EPA-SL Holds Pre-INC5 Consultation Workshop on Plastic Pollution

EPA-SL Holds Pre-INC5 Consultation Workshop on Plastic Pollution

By: Abdulai Fofanah
The Environment Protection Agency (EPA-SL) on Thursday 31st October, 2024, held a pre-Intergovernmental Negotiation Committee (Pre-INC5) Workshop on plastic pollution at the New Brookfields Hotel.

The Deputy Minister of Environment and Climate Change, Hon. Mimi Yema Nima Sobba-Stephens, noted that plastic pollution is one of the most pressing global environmental challenges. She said this issue poses multifaceted stretches with far reaching impact on biodiversity, human health, and the national economy.

She stated that plastic pollution does not only represent environmental hazards, but also a crisis with compounding effects that excel across generations.

She noted that plastic pollution require urgent and comprehensive action to mitigate its potential harm, to hold ecosystems and human health.
Recognizing these harms, she said her Ministry has demonstrated an unwavering commitment to addressing plastic pollution and its associated risks by formulating a national plastic policy which is to regulate unsafe plastic use and responsible waste management practices.

She said that it is imperative that all stakeholders, including plastic manufacturers, consumers, and government agencies come together to strategize effective measures to control the use and mitigate the impact of plastic.
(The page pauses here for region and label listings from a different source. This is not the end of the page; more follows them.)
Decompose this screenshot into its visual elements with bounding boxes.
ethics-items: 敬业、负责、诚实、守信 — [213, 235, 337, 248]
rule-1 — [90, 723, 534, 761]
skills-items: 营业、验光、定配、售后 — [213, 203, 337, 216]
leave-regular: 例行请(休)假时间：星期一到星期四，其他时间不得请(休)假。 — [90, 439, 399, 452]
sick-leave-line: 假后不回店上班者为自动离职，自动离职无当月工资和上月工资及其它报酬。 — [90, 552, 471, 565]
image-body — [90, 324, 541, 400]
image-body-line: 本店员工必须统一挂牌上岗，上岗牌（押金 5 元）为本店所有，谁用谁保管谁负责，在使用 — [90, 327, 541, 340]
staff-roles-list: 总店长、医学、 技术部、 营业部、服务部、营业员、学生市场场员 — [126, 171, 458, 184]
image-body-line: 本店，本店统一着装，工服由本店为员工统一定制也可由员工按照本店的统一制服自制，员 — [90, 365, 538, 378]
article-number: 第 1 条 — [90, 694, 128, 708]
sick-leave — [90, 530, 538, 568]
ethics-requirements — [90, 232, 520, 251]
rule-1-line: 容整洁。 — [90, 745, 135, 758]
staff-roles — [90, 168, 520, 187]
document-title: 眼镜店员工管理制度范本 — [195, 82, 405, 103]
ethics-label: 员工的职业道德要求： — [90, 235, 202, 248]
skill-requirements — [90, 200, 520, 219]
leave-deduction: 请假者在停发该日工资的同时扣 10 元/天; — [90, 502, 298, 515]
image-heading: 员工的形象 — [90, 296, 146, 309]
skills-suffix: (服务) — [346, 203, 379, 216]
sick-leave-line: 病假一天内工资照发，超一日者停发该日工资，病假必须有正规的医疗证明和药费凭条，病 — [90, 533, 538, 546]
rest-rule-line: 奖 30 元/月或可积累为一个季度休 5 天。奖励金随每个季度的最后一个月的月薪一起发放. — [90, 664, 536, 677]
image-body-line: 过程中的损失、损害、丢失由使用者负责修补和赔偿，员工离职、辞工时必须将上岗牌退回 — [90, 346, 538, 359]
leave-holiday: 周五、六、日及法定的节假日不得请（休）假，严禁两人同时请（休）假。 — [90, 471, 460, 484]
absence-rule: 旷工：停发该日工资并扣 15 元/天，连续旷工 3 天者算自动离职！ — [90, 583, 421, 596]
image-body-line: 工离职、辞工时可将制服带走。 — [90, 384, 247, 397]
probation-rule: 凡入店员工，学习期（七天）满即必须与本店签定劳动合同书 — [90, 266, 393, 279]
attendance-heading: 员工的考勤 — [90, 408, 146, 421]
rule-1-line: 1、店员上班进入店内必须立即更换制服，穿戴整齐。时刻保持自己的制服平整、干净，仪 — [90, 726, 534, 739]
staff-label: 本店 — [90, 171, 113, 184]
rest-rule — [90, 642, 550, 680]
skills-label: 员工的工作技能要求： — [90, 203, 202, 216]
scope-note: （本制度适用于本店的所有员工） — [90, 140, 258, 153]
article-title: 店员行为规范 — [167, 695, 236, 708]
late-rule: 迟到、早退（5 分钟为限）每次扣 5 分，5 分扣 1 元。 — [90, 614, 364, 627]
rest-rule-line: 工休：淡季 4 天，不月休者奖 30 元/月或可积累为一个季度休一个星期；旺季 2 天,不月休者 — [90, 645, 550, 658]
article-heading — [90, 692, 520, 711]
The Director for Natural Resources Governance – EPA-SL, Paul A. Lamin said the INC5, which is the 5th session committee on the global plastic treaty, is coming up in November this year. He noted that the pre-INCP5 National Consultation Workshop was about the menace of plastic pollution issues affecting the globe.
To address this, he said the United Nations has commissioned a Committee to discuss how to address plastic pollution including in the marine environment, and he expressed the United Nations effort to organize this session so that expert, academics, politicians, NGOs, Civil Society and Activist would come together and deliberate what could be the best way to address plastic pollution.

“We cannot address the plastic problem just at a country level; it has to be a global issue because it is a global concern. You cannot be polluting in your country, and others are polluting as all end up washing in your shores – maybe destroying your biodiversity in your marine environment,” he said, noting that the plastic related problems are not only affecting Sierra Leone; it is affecting the globe as well.

“We all know that like Sierra Leone, we are mostly consumers of plastic products; we are not producing the primary product of plastics, so what we see like the plastic bottles, these are secondary products because the prosuct is coming from somewhere and we just use it for our own amenities or whatever uses we want to put into use.”

Lamine stated that as a nation, they would join other developed countries, plastic producing countries, to look at how they can address plastic related issues at the INC5 on the global plastic treaty 5th session this November.

The Director of Next Chance Innovative Hub in Makeni, Alimamy Sarafila Marah, said that the Extended Producer Responsibility (EPR) is an issue that they are very concerned about because as a recycler, their biggest constraint is collection of waste plastics. The next chance Innovative Hub is a plastic recycling company that is based in Makeni. “If you want to recycle raw materials, it is plastic waste, so collection is a very big issues for us, and so if we have a system wherein producers take responsibilities for their action, it would be easy for us as recyclers to be able to bring to us the raw materials and transform them into district product fermentation / formulation,” Marah noted.

He said that plastic recycling is a very expensive business because traditionally, the recyclers in Sierra Leone use the manual type of recycling, wherein you have an open drum system and use fire woods, stating that but for them in Makeni, they have moved beyond that. “We are using electricity and machines to do our recycling and to get those machines is very expensive,” he said. He said because of that they are looking forward to the government and other partners to come in to support local recyclers, so that they could improve on their methods of recycling because “you cannot boast of cleaning your environment and you are also polluting it by your recycling methods.”

“We are looking forward to having more recycling facilities and that we are able to reduce our footprints in terms of carbon emission,” he said, while mentioning that for them in Makeni, they have moved beyond dialects and have gone into furniture producing things like kickboards, benches and some other furniture.